I have a beautiful financial plan, as finely balanced as a trimble. I accumulate capital for another 10 to 15 years then use it up over a similar period. That takes me to 80 – beyond that is blue sky. So, if technology is going to allow me to live until 120 do I plan to remain in the work force until, say, 90 or 100? Do I have to keep getting up early and going to the office for another 40-50 years?

And what about all the stuff we haul through life with us? Do I have to maintain a home and garden for another half century or more? That’s a lot of painting and lawn-mowing. Do I have to get used to the idea of working my way through another 10 or 12 motor vehicles?

Maybe not. Perhaps the scientific wonderland of the future will include self-painting houses and cars that never wear out.

And then there’s the simple human need for company. Will my spouse and my friends also make it through the window of opportunity? Or will my long twilight see me shuffling around Tinwald as a lonely remnant of a lost age, the butt of jokes from middle aged octogenarians.

I don’t blame the scientists for the flaws in their plan. The job of scientists is to conjure visions of perfection. Where my window of opportunity narrows is at that point where perfect science rubs up against human nature.
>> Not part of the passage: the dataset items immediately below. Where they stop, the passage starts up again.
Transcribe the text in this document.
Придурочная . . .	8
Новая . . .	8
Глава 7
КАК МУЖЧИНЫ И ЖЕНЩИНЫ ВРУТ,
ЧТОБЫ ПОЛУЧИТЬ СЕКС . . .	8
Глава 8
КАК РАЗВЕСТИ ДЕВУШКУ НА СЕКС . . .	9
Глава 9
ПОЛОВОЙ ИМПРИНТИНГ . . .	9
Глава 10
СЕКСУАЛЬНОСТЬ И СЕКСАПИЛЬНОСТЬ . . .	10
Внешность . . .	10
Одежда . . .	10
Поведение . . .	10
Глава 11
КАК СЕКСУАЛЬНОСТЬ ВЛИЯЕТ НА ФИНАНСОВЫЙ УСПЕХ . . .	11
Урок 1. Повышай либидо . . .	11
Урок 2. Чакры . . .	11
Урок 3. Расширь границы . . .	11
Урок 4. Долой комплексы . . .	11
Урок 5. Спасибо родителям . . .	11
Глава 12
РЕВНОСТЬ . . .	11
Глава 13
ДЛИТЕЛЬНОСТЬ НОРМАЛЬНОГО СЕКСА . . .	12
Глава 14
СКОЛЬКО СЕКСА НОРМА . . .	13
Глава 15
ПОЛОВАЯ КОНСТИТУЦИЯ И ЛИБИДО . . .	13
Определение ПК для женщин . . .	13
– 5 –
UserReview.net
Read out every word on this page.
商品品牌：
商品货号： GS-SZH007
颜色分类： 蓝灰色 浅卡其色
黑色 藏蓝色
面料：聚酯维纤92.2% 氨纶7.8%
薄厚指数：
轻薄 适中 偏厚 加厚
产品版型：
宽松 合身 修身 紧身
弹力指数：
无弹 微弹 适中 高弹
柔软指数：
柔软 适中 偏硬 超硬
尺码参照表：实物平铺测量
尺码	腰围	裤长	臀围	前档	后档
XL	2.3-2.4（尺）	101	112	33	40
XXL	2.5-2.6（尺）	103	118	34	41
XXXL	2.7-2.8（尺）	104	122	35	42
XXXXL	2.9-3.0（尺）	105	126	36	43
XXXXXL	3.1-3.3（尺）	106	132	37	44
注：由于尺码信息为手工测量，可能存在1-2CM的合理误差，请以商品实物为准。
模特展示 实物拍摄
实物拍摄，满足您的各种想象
Individuals and societies are a tangle of half-grasped opportunities, of false starts and blind alleys. We’ve had 35 years since the oil crises of the 70s to solve the problem of clean energy, yet the world’s major economies continue to be run by a self-serving oilocracy. We could have solved world poverty a hundred times over but we made the mistaken of relying on the market to do it. Gene therapy could be a reality today except the medical research companies are competing instead of co-operating.